The suit is seeking the following reliefs:

  1. A DECLARATION that the failure of the Respondent to furnish the Applicant with information on specific details on the spending on the privatisation of the electricity sector, the exact amount of post-privatisation spending to date and the names of all the companies and individuals involved; as well as explain if such spending came from budgetary allocations or other sources is unlawful as it contradicts and in conflict with the obligations of the Respondent under the Freedom of Information Act 2011.
  2. A DECLARATION that the failure of the Respondent to furnish the Applicant with information on the details of spending on and status of implementation of the twenty-five (25) year national energy development plan is unlawful as it contradicts and in conflict with the obligations of the Respondent under the Freedom of Information Act 2011.

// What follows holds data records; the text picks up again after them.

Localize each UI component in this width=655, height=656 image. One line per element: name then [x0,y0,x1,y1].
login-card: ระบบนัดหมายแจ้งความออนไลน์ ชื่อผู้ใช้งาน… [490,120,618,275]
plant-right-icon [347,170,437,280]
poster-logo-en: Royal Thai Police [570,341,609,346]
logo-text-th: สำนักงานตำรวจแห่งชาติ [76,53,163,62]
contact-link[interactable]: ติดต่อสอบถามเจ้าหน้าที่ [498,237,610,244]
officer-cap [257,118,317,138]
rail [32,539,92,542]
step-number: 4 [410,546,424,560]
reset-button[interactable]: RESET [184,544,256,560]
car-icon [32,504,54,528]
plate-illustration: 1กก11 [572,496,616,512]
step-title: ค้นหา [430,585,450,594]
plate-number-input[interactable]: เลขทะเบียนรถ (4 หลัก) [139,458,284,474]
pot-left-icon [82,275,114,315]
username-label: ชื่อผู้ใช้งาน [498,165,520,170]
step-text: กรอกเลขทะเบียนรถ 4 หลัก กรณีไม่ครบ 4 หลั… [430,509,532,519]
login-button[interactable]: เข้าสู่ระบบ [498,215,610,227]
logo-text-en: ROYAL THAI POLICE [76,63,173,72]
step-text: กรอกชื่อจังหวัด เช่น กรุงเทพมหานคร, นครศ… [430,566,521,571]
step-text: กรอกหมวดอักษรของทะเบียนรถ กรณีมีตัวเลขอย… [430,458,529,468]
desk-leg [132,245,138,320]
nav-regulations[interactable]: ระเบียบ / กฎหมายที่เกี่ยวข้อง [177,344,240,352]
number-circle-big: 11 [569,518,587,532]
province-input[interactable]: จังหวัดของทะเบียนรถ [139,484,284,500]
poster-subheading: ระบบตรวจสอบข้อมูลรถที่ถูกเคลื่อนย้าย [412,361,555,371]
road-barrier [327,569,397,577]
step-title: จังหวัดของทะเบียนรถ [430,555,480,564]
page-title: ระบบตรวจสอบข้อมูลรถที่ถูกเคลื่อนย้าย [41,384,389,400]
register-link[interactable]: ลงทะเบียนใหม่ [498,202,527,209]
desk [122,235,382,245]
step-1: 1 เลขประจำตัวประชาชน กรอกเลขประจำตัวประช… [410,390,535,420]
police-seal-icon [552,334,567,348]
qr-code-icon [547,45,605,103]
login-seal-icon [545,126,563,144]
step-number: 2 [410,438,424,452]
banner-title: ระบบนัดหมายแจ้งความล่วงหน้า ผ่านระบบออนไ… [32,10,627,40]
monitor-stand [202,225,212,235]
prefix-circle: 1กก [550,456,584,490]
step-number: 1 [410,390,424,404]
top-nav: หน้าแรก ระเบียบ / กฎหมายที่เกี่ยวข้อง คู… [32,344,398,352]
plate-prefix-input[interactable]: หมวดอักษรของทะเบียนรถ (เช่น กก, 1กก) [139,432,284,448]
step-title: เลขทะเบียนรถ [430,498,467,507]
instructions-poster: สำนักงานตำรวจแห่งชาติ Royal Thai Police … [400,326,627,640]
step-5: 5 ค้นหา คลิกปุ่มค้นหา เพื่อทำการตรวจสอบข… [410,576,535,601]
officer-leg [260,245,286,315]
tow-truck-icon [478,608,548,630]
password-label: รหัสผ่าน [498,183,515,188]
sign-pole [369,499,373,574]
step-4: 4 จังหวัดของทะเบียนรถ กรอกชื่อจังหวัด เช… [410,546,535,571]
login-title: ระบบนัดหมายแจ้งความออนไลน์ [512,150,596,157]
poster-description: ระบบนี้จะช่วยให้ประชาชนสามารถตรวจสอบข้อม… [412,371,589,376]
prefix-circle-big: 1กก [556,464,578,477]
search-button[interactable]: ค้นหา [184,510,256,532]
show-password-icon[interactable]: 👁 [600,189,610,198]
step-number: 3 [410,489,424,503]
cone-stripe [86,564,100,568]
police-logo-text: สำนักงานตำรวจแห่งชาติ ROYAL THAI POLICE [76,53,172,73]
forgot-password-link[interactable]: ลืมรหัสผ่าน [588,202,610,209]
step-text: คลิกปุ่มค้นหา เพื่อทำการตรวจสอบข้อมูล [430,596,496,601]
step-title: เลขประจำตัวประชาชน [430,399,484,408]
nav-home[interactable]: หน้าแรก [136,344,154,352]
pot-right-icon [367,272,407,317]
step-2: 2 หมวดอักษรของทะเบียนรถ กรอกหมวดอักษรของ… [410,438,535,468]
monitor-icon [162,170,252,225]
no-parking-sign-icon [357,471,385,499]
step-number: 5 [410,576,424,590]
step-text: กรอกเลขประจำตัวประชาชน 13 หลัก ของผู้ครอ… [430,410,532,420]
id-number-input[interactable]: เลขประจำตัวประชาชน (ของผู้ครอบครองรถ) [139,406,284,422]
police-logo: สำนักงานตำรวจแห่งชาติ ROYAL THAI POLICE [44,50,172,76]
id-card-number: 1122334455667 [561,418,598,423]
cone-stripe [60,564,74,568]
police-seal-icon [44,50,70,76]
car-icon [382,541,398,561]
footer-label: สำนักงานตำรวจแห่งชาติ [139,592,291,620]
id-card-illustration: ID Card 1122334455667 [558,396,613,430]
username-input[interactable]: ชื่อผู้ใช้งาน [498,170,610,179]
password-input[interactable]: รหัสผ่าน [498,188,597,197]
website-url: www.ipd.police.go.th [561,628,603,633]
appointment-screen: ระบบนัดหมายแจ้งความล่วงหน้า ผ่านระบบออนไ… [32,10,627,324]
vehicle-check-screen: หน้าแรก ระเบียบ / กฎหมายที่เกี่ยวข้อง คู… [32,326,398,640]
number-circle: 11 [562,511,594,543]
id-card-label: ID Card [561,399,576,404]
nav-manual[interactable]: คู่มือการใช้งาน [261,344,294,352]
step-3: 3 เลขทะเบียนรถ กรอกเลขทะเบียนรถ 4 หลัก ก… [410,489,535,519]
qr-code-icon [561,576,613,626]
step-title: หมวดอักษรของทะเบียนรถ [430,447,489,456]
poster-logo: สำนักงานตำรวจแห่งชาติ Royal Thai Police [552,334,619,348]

  3. A DECLARATION that the failure of the Respondent to clarify to the Applicant the degree of compliance with the Code of Ethics of the privatization process which bars staff of the Bureau of Public Enterprises (BPE) and members of the National Council on Privatization (NCP) from buying shares in companies being privatised is unlawful as it contradicts and in conflict with the obligations of the Respondent under the Freedom of Information Act 2011.
  4. AN ORDER OF MANDAMUS directing and/or compelling the Respondent to furnish the Applicant with information on specific details of spending on the privatization of the electricity sector, the exact amount of post-privatisation spending to date and the names of all the companies and individuals involved; as well as to explain if such spending came from budgetary allocations or other sources, and to publish widely including on a dedicated website any such information.
  5. AN ORDER OF MANDAMUS directing and/or compelling the Respondent to furnish the Applicant with information on the details of spending and status of implementation of the twenty-five (25) year national energy development plan, and to publish widely including on a dedicated website any such information.
  6. AN ORDER OF MANDAMUS directing and/or compelling the Respondent to clarify the degree of compliance with the Code of Ethics of the privatisation process which bars staff of the Bureau of Public Enterprises (BPE) and members of the National Council on Privatisation (NCP) from buying shares in companies being privatised.

“The privatisation of power assets has already caused major crises, ranging from illiquidity, load rejection, metering problems, corrupt practices, lack of gas to power the stations, disinterestedness of investors, lack of injection of fresh capital after acquisition of financing, tariff interest, consumer apathy, foreign exchange hostilities, and a host of other sundry issues associated with it.”